Managing massive datasets in data lakes is a common challenge for data engineers. As data volumes grow, so does the complexity of efficiently modeling, transforming, and compressing this data for analysis and decision-making. In this article, we explore advanced data modeling techniques, focusing on dimensional data modeling, compression with run-length encoding, and managing temporal cardinality explosions, drawing insights from practical applications at companies like Airbnb, Netflix, and Facebook.

Dimensional Data Modeling

Dimensional data modeling is a method used to design data structures optimized for query performance and analytics. This approach revolves around dimensions (attributes like time, location, or category) and facts (measurable events or data points). Understanding and implementing dimensional modeling correctly is critical for ensuring that data is both accessible and valuable.

Key Concepts:

Fixed Dimensions: These are attributes that do not change over time, such as a user’s birthdate or signup date. They are simple to model because they remain constant.
Slowly Changing Dimensions (SCDs): These are dimensions that can change over time, such as a user’s favorite food or address. Modeling SCDs requires strategies to track changes, like maintaining historical data or updating values incrementally.

Cumulative Table Design

Cumulative table design helps in managing large datasets by storing changes over time compactly. Instead of keeping separate daily snapshots, which are bulky and inefficient, cumulative tables aggregate historical data into a single, evolving dataset. This design drastically reduces storage needs and improves performance.

Benefits:

Compact Storage: Storing data in cumulative tables cuts down the data volume significantly, sometimes by over 90%. This is achieved by maintaining an array of changes rather than separate records for each day.
Efficient Querying: With cumulative tables, you can query historical data without needing to scan multiple partitions, reducing the data scanned and speeding up query response times.

Temporal Cardinality Explosion

Adding a temporal aspect to dimensions, such as modeling data daily or hourly, can lead to what’s known as a temporal cardinality explosion. This occurs when the number of data rows multiplies dramatically due to the added time dimension. For instance, modeling daily availability for Airbnb’s 10 million listings over a year leads to billions of rows.

Mitigation Strategies:

Sorting and Encoding: Properly sorting data before encoding helps maintain compactness. Encoding techniques like run-length encoding (RLE) can significantly reduce data size by storing repeated values efficiently.
Using STRUCT and Array: Arrays and structures (STRUCTs) allow related data points to be stored together, which helps in keeping data compact and easily accessible.
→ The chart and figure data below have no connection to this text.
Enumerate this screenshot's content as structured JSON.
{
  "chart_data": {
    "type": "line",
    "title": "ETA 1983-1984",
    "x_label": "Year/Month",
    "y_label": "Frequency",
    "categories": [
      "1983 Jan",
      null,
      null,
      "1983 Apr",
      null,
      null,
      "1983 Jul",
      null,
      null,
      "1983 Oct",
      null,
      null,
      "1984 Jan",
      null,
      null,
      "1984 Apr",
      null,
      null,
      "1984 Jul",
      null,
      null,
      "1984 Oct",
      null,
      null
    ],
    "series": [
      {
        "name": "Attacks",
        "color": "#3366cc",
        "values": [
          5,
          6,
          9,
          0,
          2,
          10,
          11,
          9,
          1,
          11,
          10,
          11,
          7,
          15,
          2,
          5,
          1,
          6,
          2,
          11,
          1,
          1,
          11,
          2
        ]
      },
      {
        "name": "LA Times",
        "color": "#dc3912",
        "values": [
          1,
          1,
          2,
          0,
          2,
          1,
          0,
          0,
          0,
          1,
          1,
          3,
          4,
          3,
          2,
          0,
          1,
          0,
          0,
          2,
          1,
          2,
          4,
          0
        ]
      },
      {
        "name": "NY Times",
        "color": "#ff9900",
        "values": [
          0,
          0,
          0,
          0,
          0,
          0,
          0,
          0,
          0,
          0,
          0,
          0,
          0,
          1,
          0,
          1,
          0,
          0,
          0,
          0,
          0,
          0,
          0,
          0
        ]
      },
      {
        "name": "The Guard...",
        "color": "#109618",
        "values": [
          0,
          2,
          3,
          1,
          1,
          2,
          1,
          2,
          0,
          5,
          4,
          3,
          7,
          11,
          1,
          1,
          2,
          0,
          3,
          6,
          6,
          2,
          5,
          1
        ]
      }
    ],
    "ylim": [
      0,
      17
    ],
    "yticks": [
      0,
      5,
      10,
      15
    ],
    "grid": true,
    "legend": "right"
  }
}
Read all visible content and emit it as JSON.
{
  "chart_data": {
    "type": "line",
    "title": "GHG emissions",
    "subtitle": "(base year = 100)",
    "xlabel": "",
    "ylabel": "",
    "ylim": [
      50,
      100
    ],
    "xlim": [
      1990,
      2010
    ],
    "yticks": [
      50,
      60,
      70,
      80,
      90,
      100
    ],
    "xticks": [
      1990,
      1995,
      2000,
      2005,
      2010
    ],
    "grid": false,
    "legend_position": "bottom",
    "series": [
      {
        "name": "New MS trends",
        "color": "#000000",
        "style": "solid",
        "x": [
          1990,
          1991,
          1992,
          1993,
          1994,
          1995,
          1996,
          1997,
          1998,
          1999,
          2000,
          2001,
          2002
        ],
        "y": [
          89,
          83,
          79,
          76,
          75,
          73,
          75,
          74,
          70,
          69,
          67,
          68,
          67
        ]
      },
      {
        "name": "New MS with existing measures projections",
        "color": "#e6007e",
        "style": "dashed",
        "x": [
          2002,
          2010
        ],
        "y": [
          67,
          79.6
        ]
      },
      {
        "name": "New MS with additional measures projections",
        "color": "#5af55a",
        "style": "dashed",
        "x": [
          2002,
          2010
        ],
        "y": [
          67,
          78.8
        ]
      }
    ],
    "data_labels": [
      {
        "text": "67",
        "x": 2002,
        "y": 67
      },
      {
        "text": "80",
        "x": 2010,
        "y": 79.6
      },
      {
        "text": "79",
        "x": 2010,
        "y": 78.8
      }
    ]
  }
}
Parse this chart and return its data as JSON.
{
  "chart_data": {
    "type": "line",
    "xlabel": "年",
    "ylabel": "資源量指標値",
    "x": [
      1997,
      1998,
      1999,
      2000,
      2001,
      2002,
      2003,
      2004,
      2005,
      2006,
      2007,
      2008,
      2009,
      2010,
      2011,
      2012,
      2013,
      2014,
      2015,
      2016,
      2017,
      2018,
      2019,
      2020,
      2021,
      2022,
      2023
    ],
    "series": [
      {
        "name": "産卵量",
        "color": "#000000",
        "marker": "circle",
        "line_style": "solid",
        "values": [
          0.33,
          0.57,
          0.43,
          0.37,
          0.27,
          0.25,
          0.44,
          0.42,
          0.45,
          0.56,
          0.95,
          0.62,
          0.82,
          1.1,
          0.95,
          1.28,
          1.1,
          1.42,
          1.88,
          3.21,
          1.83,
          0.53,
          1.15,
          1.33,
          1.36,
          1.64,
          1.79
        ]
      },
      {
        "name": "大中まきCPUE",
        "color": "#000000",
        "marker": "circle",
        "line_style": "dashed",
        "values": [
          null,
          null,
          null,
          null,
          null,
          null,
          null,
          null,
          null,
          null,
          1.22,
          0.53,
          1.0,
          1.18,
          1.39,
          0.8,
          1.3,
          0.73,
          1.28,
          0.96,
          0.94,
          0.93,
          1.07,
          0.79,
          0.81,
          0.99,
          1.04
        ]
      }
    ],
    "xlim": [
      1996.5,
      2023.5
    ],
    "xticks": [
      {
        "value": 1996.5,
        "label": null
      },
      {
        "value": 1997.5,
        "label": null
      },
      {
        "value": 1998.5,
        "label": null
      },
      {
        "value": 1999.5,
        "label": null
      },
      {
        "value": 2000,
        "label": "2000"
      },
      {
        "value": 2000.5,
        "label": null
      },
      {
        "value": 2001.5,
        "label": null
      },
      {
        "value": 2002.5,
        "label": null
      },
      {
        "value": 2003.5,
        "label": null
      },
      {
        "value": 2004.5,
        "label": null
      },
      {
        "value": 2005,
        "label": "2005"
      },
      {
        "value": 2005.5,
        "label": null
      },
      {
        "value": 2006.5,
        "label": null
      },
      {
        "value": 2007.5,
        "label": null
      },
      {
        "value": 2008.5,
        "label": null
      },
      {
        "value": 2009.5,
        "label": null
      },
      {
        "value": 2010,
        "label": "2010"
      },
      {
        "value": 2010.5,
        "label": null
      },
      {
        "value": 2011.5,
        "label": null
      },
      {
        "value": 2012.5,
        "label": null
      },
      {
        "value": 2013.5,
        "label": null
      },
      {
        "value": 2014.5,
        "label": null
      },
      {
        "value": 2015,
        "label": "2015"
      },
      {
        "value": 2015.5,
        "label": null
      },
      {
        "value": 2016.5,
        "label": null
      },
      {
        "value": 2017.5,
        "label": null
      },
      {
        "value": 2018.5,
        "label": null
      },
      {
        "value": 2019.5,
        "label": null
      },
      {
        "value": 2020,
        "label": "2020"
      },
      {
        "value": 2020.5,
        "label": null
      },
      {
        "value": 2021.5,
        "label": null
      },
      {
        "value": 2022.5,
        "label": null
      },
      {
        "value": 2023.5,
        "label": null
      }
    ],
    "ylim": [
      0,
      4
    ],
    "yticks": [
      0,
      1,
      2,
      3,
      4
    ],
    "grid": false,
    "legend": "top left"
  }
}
This is particularly effective in environments where dimensions have a temporal aspect.

Compression Techniques: Run-Length Encoding

Compression plays a vital role in data management, especially in large-scale data lakes. Run-length encoding is a popular method that reduces data size by eliminating redundancy, making it an essential tool for data engineers.

How RLE Works:

RLE stores repeated values as a single value with a count, instead of storing each occurrence separately. For example, a dataset listing a person’s daily activity status would record repeated values (e.g., “active” for 7 days) as “active (x7)” rather than seven separate entries.
In combination with Parquet, a columnar storage format, RLE can reduce file sizes dramatically, sometimes shrinking data volumes by up to 80%.

Conclusion

Effective data modeling and compression are critical in managing modern data lakes. By using advanced techniques like cumulative table design, dimensional modeling, and run-length encoding, data engineers can turn unwieldy datasets into compact, manageable, and highly performant data assets. These strategies not only save storage costs but also improve the speed and reliability of data queries, making them indispensable in any large-scale data operation.